Em relação às mulheres, não podem fazer praticamente nada sem autorização de uma figura masculina de sua família (pai, marido, irmão) seja se casar, trabalhar, estudar, viajar ou até para receber cuidados reprodutivos. Vemos inclusive nas arquibancadas nos jogos da seleção do Catar que não há mulheres desse país vendo os jogos, sendo uma prática exclusiva masculina.
A reação às violações de direitos no país
Ainda que não ocorra protestos pelo Catar (como ocorreram no Brasil em 2014), a situação é ainda mais grave! Os jogadores estão sendo censurados para manifestações de apoio à causa LGBT+ (proibidos de usar braceletes com as cores desse movimento), mas isso não impede que eles façam algumas ações contra esse autoritarismo.
Já podemos ver algumas seleções se posicionando nesse sentido como a Inglaterra e a Alemanha que organizaram ações para ressaltar essa violação aos direitos humanos. Tem ainda a seleção do Irã que se negou a cantar o hino do país no seu primeiro jogo (contra Arábia Saudita), lembrando que os iranianos foram às ruas recentemente contra o governo de Ebrahim Raisi pela liberdade e direitos das mulheres. Todos os protestos têm sido censurados pela transnacional Fifa. Houve protestos novamente no segundo jogo do Irã (contra o País de Gales). Desta vez dois torcedores tiveram objetos confiscados: um homem com uma bandeira iraniana com a frase liberdade para as mulheres e uma mulher que maquiou o rosto com lágrimas em preto em alusão à jovem morta pela polícia iraniana em setembro.
A entidade que dirige o futebol mundial, ao mesmo tempo que esconde protestos contra a opressão à comunidade LGBTQI+ e às mulheres, tem um outro comportamento totalmente distinto para as grandes corporações capitalistas que faturam com a propaganda no evento. Não é gratuito que os acréscimos têm sido bem maiores nesta Copa, o que beneficia a propaganda das empresas nas transmissões das partidas. Tudo que era espontâneo no futebol vai se perdendo quando o esporte vira um grande negócio: até figurantes foram contratados para serem “torcedores” de países com menos tradição na competição e, em consequência, menos torcida.
A visibilidade que o Mundial deu ao Catar, para além da alegria do futebol, também nos mostra a desigualdade em termos de direitos sociais. Países extremamente conservadores como o país sede da Copa sequer têm leis para regular o trabalho da classe trabalhadora local, que precisa de todo o apoio para superar essas condições de barbárie e de massacre.

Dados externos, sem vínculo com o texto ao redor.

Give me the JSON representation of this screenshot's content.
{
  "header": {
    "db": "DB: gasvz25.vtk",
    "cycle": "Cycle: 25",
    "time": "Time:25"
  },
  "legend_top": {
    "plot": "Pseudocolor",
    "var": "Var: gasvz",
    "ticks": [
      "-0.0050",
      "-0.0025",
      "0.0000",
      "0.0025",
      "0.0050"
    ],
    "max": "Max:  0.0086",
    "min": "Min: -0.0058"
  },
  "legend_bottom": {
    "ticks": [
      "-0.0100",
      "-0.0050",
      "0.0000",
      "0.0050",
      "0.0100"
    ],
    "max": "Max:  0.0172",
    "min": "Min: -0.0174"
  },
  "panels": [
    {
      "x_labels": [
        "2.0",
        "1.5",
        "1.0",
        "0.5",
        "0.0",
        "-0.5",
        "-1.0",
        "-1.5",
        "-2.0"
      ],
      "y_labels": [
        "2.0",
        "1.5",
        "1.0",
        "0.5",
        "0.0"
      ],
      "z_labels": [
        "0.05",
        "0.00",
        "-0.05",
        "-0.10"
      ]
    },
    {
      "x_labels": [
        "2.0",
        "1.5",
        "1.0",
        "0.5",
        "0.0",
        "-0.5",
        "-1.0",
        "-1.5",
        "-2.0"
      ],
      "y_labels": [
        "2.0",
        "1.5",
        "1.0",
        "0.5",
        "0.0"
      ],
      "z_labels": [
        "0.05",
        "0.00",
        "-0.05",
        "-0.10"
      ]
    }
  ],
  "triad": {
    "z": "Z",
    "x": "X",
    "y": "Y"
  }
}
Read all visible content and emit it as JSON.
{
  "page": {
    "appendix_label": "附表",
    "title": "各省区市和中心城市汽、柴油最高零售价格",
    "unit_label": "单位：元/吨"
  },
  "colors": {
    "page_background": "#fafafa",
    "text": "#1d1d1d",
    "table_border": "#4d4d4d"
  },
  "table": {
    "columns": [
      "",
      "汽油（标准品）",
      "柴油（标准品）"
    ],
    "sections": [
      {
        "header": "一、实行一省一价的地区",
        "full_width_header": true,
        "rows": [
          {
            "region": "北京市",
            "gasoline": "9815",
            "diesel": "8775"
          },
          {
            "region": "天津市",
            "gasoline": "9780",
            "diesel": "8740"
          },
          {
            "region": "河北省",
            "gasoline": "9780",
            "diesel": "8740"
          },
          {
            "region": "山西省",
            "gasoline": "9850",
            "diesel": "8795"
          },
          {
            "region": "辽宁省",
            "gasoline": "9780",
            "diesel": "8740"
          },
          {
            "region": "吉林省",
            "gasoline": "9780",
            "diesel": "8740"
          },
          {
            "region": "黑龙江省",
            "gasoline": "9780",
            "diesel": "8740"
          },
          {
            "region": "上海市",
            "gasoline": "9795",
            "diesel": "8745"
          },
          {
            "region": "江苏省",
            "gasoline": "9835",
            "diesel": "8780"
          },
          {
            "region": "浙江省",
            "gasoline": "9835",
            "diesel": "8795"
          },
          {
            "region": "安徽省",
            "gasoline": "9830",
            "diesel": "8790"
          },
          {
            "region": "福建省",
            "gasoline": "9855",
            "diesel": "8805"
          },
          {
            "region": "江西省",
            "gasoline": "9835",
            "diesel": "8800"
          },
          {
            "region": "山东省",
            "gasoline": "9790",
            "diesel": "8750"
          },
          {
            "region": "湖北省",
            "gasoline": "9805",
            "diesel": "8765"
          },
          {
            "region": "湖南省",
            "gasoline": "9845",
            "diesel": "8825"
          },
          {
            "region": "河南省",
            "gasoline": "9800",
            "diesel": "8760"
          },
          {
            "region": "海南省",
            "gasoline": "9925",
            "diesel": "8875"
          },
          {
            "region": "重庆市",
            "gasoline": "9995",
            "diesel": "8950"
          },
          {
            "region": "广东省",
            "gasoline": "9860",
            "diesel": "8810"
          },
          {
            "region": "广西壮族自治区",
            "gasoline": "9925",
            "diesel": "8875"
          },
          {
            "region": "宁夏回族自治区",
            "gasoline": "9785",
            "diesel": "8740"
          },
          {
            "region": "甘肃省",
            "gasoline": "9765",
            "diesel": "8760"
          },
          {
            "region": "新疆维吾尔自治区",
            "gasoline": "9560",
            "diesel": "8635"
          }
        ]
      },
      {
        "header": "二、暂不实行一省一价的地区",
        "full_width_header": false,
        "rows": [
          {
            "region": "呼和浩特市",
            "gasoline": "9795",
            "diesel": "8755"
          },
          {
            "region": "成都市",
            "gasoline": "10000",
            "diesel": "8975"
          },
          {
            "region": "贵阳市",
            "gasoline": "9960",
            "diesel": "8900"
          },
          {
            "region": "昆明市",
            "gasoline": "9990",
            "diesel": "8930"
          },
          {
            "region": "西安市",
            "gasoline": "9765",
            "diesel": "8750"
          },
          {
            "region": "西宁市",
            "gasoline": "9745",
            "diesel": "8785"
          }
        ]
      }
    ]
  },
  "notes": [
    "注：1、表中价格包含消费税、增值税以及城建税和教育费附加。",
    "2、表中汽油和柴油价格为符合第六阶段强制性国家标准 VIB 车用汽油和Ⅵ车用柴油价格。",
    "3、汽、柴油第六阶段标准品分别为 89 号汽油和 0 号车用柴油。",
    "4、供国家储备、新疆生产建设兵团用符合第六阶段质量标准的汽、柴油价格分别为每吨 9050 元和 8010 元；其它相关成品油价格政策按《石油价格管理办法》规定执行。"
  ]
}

Não é à toa que muitos estão lembrando que já houve copas do Mundo sediadas na Itália Fascista em 1943 e na Ditadura Argentina em 1978. Além disso, podemos observar que as equipes elogiadas por sua técnica e inteligência são, em sua maioria de países europeus, com um passado de Colonialismo e disseminação de teorias racistas que deixaram como legado a esta extrema desigualdade do mundo. Os craques de países pobres, como qualquer outro produto da Indústria Cultural capitalista, são vendidos para clube europeus e só representam seus países de quatro em quatro anos.